Le Ghana a envoyé vers le Togo au moins six migrants venus de pays d’Afrique de l’Ouest, d’abord expulsés par les États-Unis, dans le cadre de la politique de lutte contre l’immigration clandestine érigée en priorité par le président Donald Trump, ont indiqué à l’AFP leurs avocats.

Onze personnes expulsées par les États-Unis et détenues au Ghana, ont saisi la justice et attaquent le gouvernement ghanéen pour leur placement en détention sans procès ni accusation. Elles espéraient aussi empêcher un renvoi dans leur pays d’origine. Originaires du Nigeria (4 personnes), du Togo (3), du Mali (2), du Liberia (1) et de la Gambie (1), ces personnes ont été emmenées au Ghana au début du mois de septembre.

« Toutes demandaient l’asile aux États-Unis, et elles ont clairement indiqué qu’elles étaient confrontées à des persécutions – que ce soit pour des raisons religieuses, politiques, et même en raison de leur orientation sexuelle », avait déclaré l’avocat Oliver Barker-Vormawor à l’AFP la semaine dernière.

Mais devant la Haute cour du Ghana, il a affirmé qu’au moins six de ces onze personnes avaient été « expulsées » vers le Togo sans attendre la fin de l’examen du dossier.

Des détails gardés secrets par Accra

Le sort de ces personnes reste entouré de secret, y compris le moment exact de leur arrivée au Ghana ou leur lieu de détention. Et ce malgré l’effort des avocats, défenseurs de droits humains et journalistes pour suivre le rythme rapide des expulsions pratiquées par l’administration Trump et leur acceptation par des pays tiers dans le monde.

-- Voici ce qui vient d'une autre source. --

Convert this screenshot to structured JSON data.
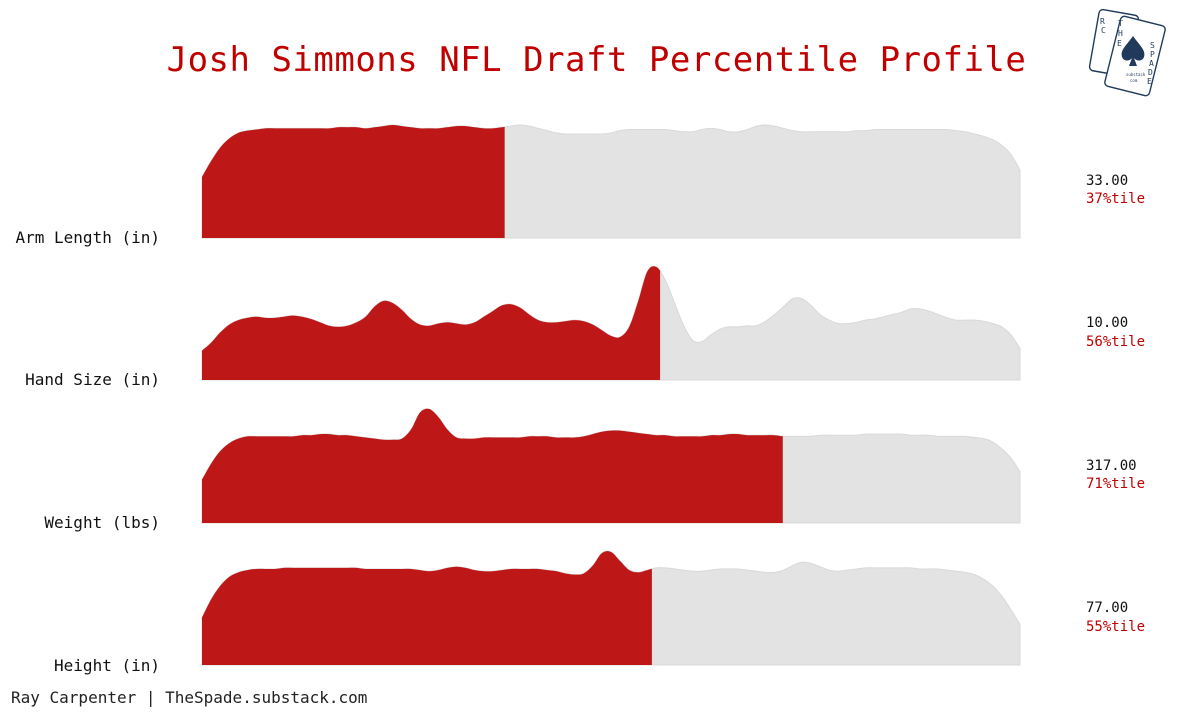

L’expulsion de personnes vers des pays tiers – dans lesquelles elles n’ont souvent jamais vécu – est une des mesures phares du président Trump depuis son retour à la Maison-Blanche en janvier, notamment en envoyant des centaines de personnes dans une prison tristement célèbre au Salvador, ou encore au Panama et au Soudan du Sud.

Les expulsions vers le Ghana auraient commencé au début de septembre et d’autres sont en cours, bien qu’Accra ait gardé de nombreux détails secrets.